Diversos estudios han constatado, por ejemplo, que el ácido cítrico y los oligoelementos tienden a desestabilizarse por la acción de la radiación ultravioleta. Los futuros desarrollos se centrarán sobre todo en conseguir la absorción de una longitud de onda de entre 370 nm y 390 nm. Los aditivos existentes hasta el momento absorben una longitud de onda de hasta 370 nm, lo que es insuficiente, puesto que el deterioro más acusado del producto se genera a partir de ese umbral. Sin embargo, esta situación podría cambiar, puesto que un laboratorio químico estadounidense ha desarrollado un aditivo que puede absorber una longitud de onda superior a 370 nm.

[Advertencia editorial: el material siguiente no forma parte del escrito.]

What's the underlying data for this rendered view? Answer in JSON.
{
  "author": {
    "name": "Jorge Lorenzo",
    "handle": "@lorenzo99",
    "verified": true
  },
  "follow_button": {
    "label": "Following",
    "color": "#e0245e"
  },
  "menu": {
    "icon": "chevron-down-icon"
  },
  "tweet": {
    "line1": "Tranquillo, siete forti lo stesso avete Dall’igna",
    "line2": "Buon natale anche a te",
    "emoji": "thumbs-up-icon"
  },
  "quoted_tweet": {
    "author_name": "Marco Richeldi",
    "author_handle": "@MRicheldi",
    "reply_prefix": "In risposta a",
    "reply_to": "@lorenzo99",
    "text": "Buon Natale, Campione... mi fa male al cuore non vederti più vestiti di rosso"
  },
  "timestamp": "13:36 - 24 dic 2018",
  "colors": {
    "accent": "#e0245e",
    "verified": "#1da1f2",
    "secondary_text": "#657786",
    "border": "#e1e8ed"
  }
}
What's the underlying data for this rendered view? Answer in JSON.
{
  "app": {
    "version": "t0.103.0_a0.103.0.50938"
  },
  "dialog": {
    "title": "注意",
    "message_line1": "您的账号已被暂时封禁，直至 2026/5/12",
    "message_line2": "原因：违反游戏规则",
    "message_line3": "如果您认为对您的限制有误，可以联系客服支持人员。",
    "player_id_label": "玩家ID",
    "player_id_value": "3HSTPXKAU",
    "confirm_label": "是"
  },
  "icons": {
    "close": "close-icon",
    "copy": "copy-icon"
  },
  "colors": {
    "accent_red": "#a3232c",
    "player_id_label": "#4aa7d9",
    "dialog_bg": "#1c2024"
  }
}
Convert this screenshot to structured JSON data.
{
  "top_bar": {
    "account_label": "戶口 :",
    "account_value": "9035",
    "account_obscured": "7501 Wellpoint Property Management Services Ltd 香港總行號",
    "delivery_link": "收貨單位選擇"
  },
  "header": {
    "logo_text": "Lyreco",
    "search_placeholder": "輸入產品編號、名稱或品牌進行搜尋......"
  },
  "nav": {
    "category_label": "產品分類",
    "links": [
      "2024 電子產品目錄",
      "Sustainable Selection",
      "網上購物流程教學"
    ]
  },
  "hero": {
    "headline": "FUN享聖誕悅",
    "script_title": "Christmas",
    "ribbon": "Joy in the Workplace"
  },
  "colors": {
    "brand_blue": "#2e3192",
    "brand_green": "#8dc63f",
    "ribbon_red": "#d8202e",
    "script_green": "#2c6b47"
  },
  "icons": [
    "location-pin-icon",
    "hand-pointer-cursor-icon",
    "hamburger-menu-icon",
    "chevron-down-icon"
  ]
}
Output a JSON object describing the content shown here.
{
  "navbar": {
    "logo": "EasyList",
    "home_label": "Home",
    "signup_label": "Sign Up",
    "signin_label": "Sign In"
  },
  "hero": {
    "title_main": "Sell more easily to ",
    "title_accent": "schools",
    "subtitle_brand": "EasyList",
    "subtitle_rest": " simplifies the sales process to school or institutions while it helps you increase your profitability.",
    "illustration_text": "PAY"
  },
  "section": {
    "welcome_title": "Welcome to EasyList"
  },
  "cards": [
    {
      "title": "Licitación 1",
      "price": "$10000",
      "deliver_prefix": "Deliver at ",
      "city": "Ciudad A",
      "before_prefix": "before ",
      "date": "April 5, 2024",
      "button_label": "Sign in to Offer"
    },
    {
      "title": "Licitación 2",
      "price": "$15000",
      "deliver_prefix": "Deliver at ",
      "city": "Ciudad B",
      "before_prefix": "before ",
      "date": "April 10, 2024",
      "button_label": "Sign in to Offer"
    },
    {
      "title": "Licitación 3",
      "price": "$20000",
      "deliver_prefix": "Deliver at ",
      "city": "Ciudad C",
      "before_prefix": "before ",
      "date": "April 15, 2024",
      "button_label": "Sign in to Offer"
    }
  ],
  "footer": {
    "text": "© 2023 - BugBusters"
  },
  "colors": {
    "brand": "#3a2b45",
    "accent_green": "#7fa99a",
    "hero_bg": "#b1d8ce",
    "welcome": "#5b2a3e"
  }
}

Por su parte, los fabricantes de sistemas de embotellado intentan desarrollar soluciones que permitan abaratar costes. Un fabricante de líneas de embotellado alemán, por ejemplo, ha desarrollado un sistema completo de llenado y envasado de botellas de plástico que precisa un tercio menos de espacio que los sistemas convencionales. Esta llenadora de agua mineral sin gas es capaz de producir más de 25.000 botellas de 0,5 litros mientras llena 24.000 botellas de 1,5 litros, que luego retractila o bien coloca en bandejas.